If you would like to read more on this — by economists and other social scientists — Wilson.cat is one intellectual resource for independence. The site represents writings of prominent scholars favoring independence — or at least an informed referendum — for Catalonia.
I am surprised this initiative is not receiving more attention. If you were to ask in which ways economists today are having the most influence on the world, this movement would be close to the top of the list. Among the economists involved are Andreu Mas-Colell, Pol Antràs, Jordi Galí, and Xavier Sala-i-Martin, all of whom are extremely well known in the profession.
Personally, I am still waiting to hear why Catalonian independence would not bring the fiscal death knell of current Spain, and thus also the collapse of current eurozone arrangements and perhaps also a eurozone-wide depression. Otherwise I would gladly entertain Catalonia as an independent nation, or perhaps after the crisis has passed a referendum can be held. When referenda are held during tough times, it is often too easy to get a “no” vote against anything connected with the status quo.
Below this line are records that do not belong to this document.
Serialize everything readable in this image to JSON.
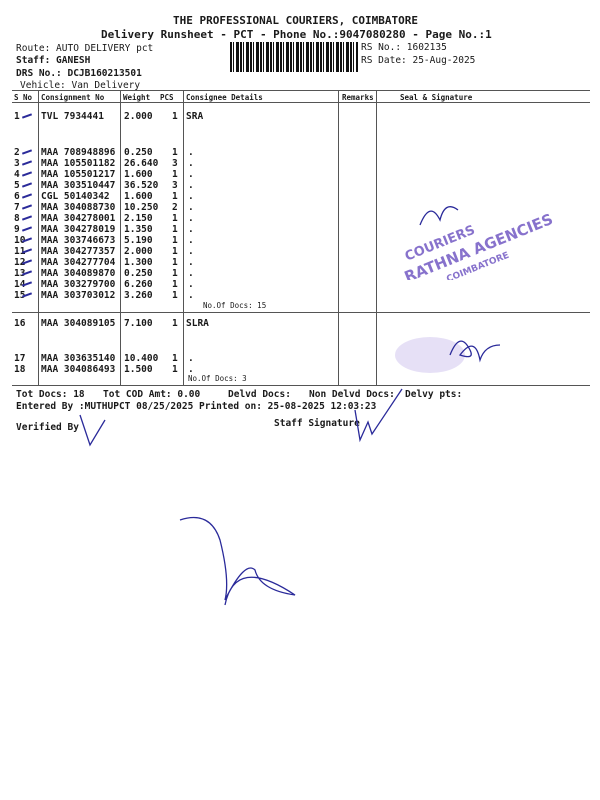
{
  "header": {
    "company": "THE PROFESSIONAL COURIERS, COIMBATORE",
    "subtitle": "Delivery Runsheet - PCT - Phone No.:9047080280 - Page No.:1",
    "route": "Route: AUTO DELIVERY pct",
    "staff": "Staff: GANESH",
    "drs_no": "DRS No.: DCJB160213501",
    "vehicle": "Vehicle: Van Delivery",
    "rs_no": "RS No.: 1602135",
    "rs_date": "RS Date: 25-Aug-2025"
  },
  "table": {
    "columns": [
      "S No",
      "Consignment No",
      "Weight",
      "PCS",
      "Consignee Details",
      "Remarks",
      "Seal & Signature"
    ],
    "groups": [
      {
        "consignee": "SRA",
        "docs_label": "No.Of Docs: 15",
        "rows": [
          [
            "1",
            "TVL 7934441",
            "2.000",
            "1",
            ""
          ],
          [
            "2",
            "MAA 708948896",
            "0.250",
            "1",
            "."
          ],
          [
            "3",
            "MAA 105501182",
            "26.640",
            "3",
            "."
          ],
          [
            "4",
            "MAA 105501217",
            "1.600",
            "1",
            "."
          ],
          [
            "5",
            "MAA 303510447",
            "36.520",
            "3",
            "."
          ],
          [
            "6",
            "CGL 50140342",
            "1.600",
            "1",
            "."
          ],
          [
            "7",
            "MAA 304088730",
            "10.250",
            "2",
            "."
          ],
          [
            "8",
            "MAA 304278001",
            "2.150",
            "1",
            "."
          ],
          [
            "9",
            "MAA 304278019",
            "1.350",
            "1",
            "."
          ],
          [
            "10",
            "MAA 303746673",
            "5.190",
            "1",
            "."
          ],
          [
            "11",
            "MAA 304277357",
            "2.000",
            "1",
            "."
          ],
          [
            "12",
            "MAA 304277704",
            "1.300",
            "1",
            "."
          ],
          [
            "13",
            "MAA 304089870",
            "0.250",
            "1",
            "."
          ],
          [
            "14",
            "MAA 303279700",
            "6.260",
            "1",
            "."
          ],
          [
            "15",
            "MAA 303703012",
            "3.260",
            "1",
            "."
          ]
        ]
      },
      {
        "consignee": "SLRA",
        "docs_label": "No.Of Docs: 3",
        "rows": [
          [
            "16",
            "MAA 304089105",
            "7.100",
            "1",
            ""
          ],
          [
            "17",
            "MAA 303635140",
            "10.400",
            "1",
            "."
          ],
          [
            "18",
            "MAA 304086493",
            "1.500",
            "1",
            "."
          ]
        ]
      }
    ]
  },
  "footer": {
    "tot_docs": "Tot Docs:  18",
    "tot_cod": "Tot COD Amt:    0.00",
    "delvd": "Delvd Docs:",
    "non_delvd": "Non Delvd Docs:",
    "delvy_pts": "Delvy pts:",
    "entered_by": "Entered By :MUTHUPCT 08/25/2025",
    "printed_on": "Printed on: 25-08-2025 12:03:23",
    "verified_by": "Verified By",
    "staff_signature": "Staff Signature"
  },
  "stamp": {
    "text": "COURIERS RATHNA AGENCIES COIMBATORE"
  },
  "colors": {
    "ink": "#2a2a9a",
    "stamp": "#6a4fc0"
  }
}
Is the view simply that “now is the time to strike” and “it is worth it”? Obviously, an independence movement will not wish to speak too loudly about transition costs, but I would wish for more transparency. Or is the view that Spain could fiscally survive the shock of losing about twenty percent of its economy, with all the uncertainties and transition costs along the way? That could be argued, but frankly I doubt it, OMT or not, furthermore other regions would claim more autonomy too. An alternative, more moralizing view is that the fiscal problems are “Spain’s fault in the first place” and need not be discussed too much by the pro-independence side, but I am more consequentialist and marginal product-oriented than that.
This piece, in Catalan, does cover the fiscal implications of debt assumption for an independent Catalonia. The site also links to this somewhat spare piece by Gary Becker, but I still want more of a discussion of the issues raised above.
Keep in mind that two clocks are ticking. The first is that education in Catalonia is becoming increasingly “hispanicized,” the second is that as economic conditions in Spain improve, or maybe just become seen as a new normal, getting a pro-secession vote in a referendum may become harder. It doesn’t quite seem like “do or die” right now, but overall time probably is not on the side of Catalonian independence.
If anyone connected with the independence movement could point me to source materials addressing my questions, I would gladly cover it more on MR.